Of course it isn't unreasonable to be wondering why these animals evolved such a sophisticated way to produce cubed poo, when no other animal in the world found the need to do the same. Wombats have notoriously bad eyesight, so they communicate using scent markings. The animal's poo frequently acts as territorial markers letting other wombats know who runs a given burrow.
It is hypothesized that because of the importance of poo as a communicative tool, the animal evolved the cube-shaped excretion as a way to efficiently pile up structures of droppings. After all, you couldn't exactly build a large pile out of round droppings as effectively as you could if it were square blocks.

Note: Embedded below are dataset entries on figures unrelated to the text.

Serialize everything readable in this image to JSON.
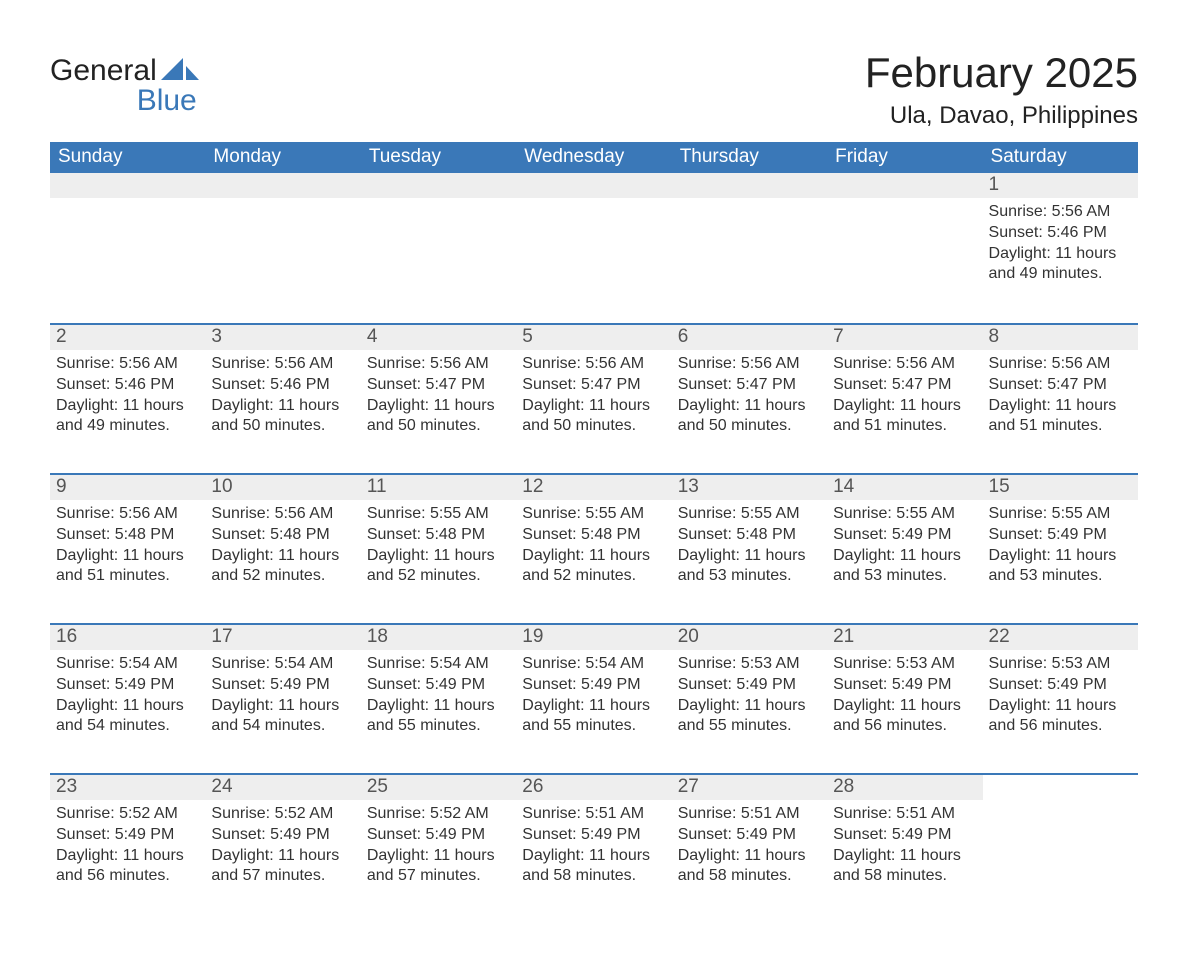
{
  "logo": {
    "text1": "General",
    "text2": "Blue"
  },
  "header": {
    "month_title": "February 2025",
    "location": "Ula, Davao, Philippines"
  },
  "colors": {
    "brand_blue": "#3a78b8",
    "header_text": "#ffffff",
    "daynum_bg": "#eeeeee",
    "daynum_text": "#555555",
    "body_text": "#333333",
    "page_bg": "#ffffff"
  },
  "typography": {
    "title_fontsize": 42,
    "location_fontsize": 24,
    "dayheader_fontsize": 19,
    "daynum_fontsize": 19,
    "cell_fontsize": 16,
    "font_family": "Arial"
  },
  "day_headers": [
    "Sunday",
    "Monday",
    "Tuesday",
    "Wednesday",
    "Thursday",
    "Friday",
    "Saturday"
  ],
  "weeks": [
    [
      {
        "empty": true
      },
      {
        "empty": true
      },
      {
        "empty": true
      },
      {
        "empty": true
      },
      {
        "empty": true
      },
      {
        "empty": true
      },
      {
        "day": "1",
        "sunrise": "Sunrise: 5:56 AM",
        "sunset": "Sunset: 5:46 PM",
        "daylight1": "Daylight: 11 hours",
        "daylight2": "and 49 minutes."
      }
    ],
    [
      {
        "day": "2",
        "sunrise": "Sunrise: 5:56 AM",
        "sunset": "Sunset: 5:46 PM",
        "daylight1": "Daylight: 11 hours",
        "daylight2": "and 49 minutes."
      },
      {
        "day": "3",
        "sunrise": "Sunrise: 5:56 AM",
        "sunset": "Sunset: 5:46 PM",
        "daylight1": "Daylight: 11 hours",
        "daylight2": "and 50 minutes."
      },
      {
        "day": "4",
        "sunrise": "Sunrise: 5:56 AM",
        "sunset": "Sunset: 5:47 PM",
        "daylight1": "Daylight: 11 hours",
        "daylight2": "and 50 minutes."
      },
      {
        "day": "5",
        "sunrise": "Sunrise: 5:56 AM",
        "sunset": "Sunset: 5:47 PM",
        "daylight1": "Daylight: 11 hours",
        "daylight2": "and 50 minutes."
      },
      {
        "day": "6",
        "sunrise": "Sunrise: 5:56 AM",
        "sunset": "Sunset: 5:47 PM",
        "daylight1": "Daylight: 11 hours",
        "daylight2": "and 50 minutes."
      },
      {
        "day": "7",
        "sunrise": "Sunrise: 5:56 AM",
        "sunset": "Sunset: 5:47 PM",
        "daylight1": "Daylight: 11 hours",
        "daylight2": "and 51 minutes."
      },
      {
        "day": "8",
        "sunrise": "Sunrise: 5:56 AM",
        "sunset": "Sunset: 5:47 PM",
        "daylight1": "Daylight: 11 hours",
        "daylight2": "and 51 minutes."
      }
    ],
    [
      {
        "day": "9",
        "sunrise": "Sunrise: 5:56 AM",
        "sunset": "Sunset: 5:48 PM",
        "daylight1": "Daylight: 11 hours",
        "daylight2": "and 51 minutes."
      },
      {
        "day": "10",
        "sunrise": "Sunrise: 5:56 AM",
        "sunset": "Sunset: 5:48 PM",
        "daylight1": "Daylight: 11 hours",
        "daylight2": "and 52 minutes."
      },
      {
        "day": "11",
        "sunrise": "Sunrise: 5:55 AM",
        "sunset": "Sunset: 5:48 PM",
        "daylight1": "Daylight: 11 hours",
        "daylight2": "and 52 minutes."
      },
      {
        "day": "12",
        "sunrise": "Sunrise: 5:55 AM",
        "sunset": "Sunset: 5:48 PM",
        "daylight1": "Daylight: 11 hours",
        "daylight2": "and 52 minutes."
      },
      {
        "day": "13",
        "sunrise": "Sunrise: 5:55 AM",
        "sunset": "Sunset: 5:48 PM",
        "daylight1": "Daylight: 11 hours",
        "daylight2": "and 53 minutes."
      },
      {
        "day": "14",
        "sunrise": "Sunrise: 5:55 AM",
        "sunset": "Sunset: 5:49 PM",
        "daylight1": "Daylight: 11 hours",
        "daylight2": "and 53 minutes."
      },
      {
        "day": "15",
        "sunrise": "Sunrise: 5:55 AM",
        "sunset": "Sunset: 5:49 PM",
        "daylight1": "Daylight: 11 hours",
        "daylight2": "and 53 minutes."
      }
    ],
    [
      {
        "day": "16",
        "sunrise": "Sunrise: 5:54 AM",
        "sunset": "Sunset: 5:49 PM",
        "daylight1": "Daylight: 11 hours",
        "daylight2": "and 54 minutes."
      },
      {
        "day": "17",
        "sunrise": "Sunrise: 5:54 AM",
        "sunset": "Sunset: 5:49 PM",
        "daylight1": "Daylight: 11 hours",
        "daylight2": "and 54 minutes."
      },
      {
        "day": "18",
        "sunrise": "Sunrise: 5:54 AM",
        "sunset": "Sunset: 5:49 PM",
        "daylight1": "Daylight: 11 hours",
        "daylight2": "and 55 minutes."
      },
      {
        "day": "19",
        "sunrise": "Sunrise: 5:54 AM",
        "sunset": "Sunset: 5:49 PM",
        "daylight1": "Daylight: 11 hours",
        "daylight2": "and 55 minutes."
      },
      {
        "day": "20",
        "sunrise": "Sunrise: 5:53 AM",
        "sunset": "Sunset: 5:49 PM",
        "daylight1": "Daylight: 11 hours",
        "daylight2": "and 55 minutes."
      },
      {
        "day": "21",
        "sunrise": "Sunrise: 5:53 AM",
        "sunset": "Sunset: 5:49 PM",
        "daylight1": "Daylight: 11 hours",
        "daylight2": "and 56 minutes."
      },
      {
        "day": "22",
        "sunrise": "Sunrise: 5:53 AM",
        "sunset": "Sunset: 5:49 PM",
        "daylight1": "Daylight: 11 hours",
        "daylight2": "and 56 minutes."
      }
    ],
    [
      {
        "day": "23",
        "sunrise": "Sunrise: 5:52 AM",
        "sunset": "Sunset: 5:49 PM",
        "daylight1": "Daylight: 11 hours",
        "daylight2": "and 56 minutes."
      },
      {
        "day": "24",
        "sunrise": "Sunrise: 5:52 AM",
        "sunset": "Sunset: 5:49 PM",
        "daylight1": "Daylight: 11 hours",
        "daylight2": "and 57 minutes."
      },
      {
        "day": "25",
        "sunrise": "Sunrise: 5:52 AM",
        "sunset": "Sunset: 5:49 PM",
        "daylight1": "Daylight: 11 hours",
        "daylight2": "and 57 minutes."
      },
      {
        "day": "26",
        "sunrise": "Sunrise: 5:51 AM",
        "sunset": "Sunset: 5:49 PM",
        "daylight1": "Daylight: 11 hours",
        "daylight2": "and 58 minutes."
      },
      {
        "day": "27",
        "sunrise": "Sunrise: 5:51 AM",
        "sunset": "Sunset: 5:49 PM",
        "daylight1": "Daylight: 11 hours",
        "daylight2": "and 58 minutes."
      },
      {
        "day": "28",
        "sunrise": "Sunrise: 5:51 AM",
        "sunset": "Sunset: 5:49 PM",
        "daylight1": "Daylight: 11 hours",
        "daylight2": "and 58 minutes."
      },
      {
        "empty": true,
        "trailing": true
      }
    ]
  ]
}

The new research is not just an academic scat investigation either, it may also render quite the pragmatic outcome. Yang suggests that this method could be applied to our current manufacturing processes.
"We currently have only two methods to manufacture cubes: We mold it, or we cut it. Now we have this third method," says Yang. "It would be a cool method to apply to the manufacturing process -- how to make a cube with soft tissue instead of just molding it."
The new research was presented at the 71st Annual Meeting of the APS Division of Fluid Dynamics.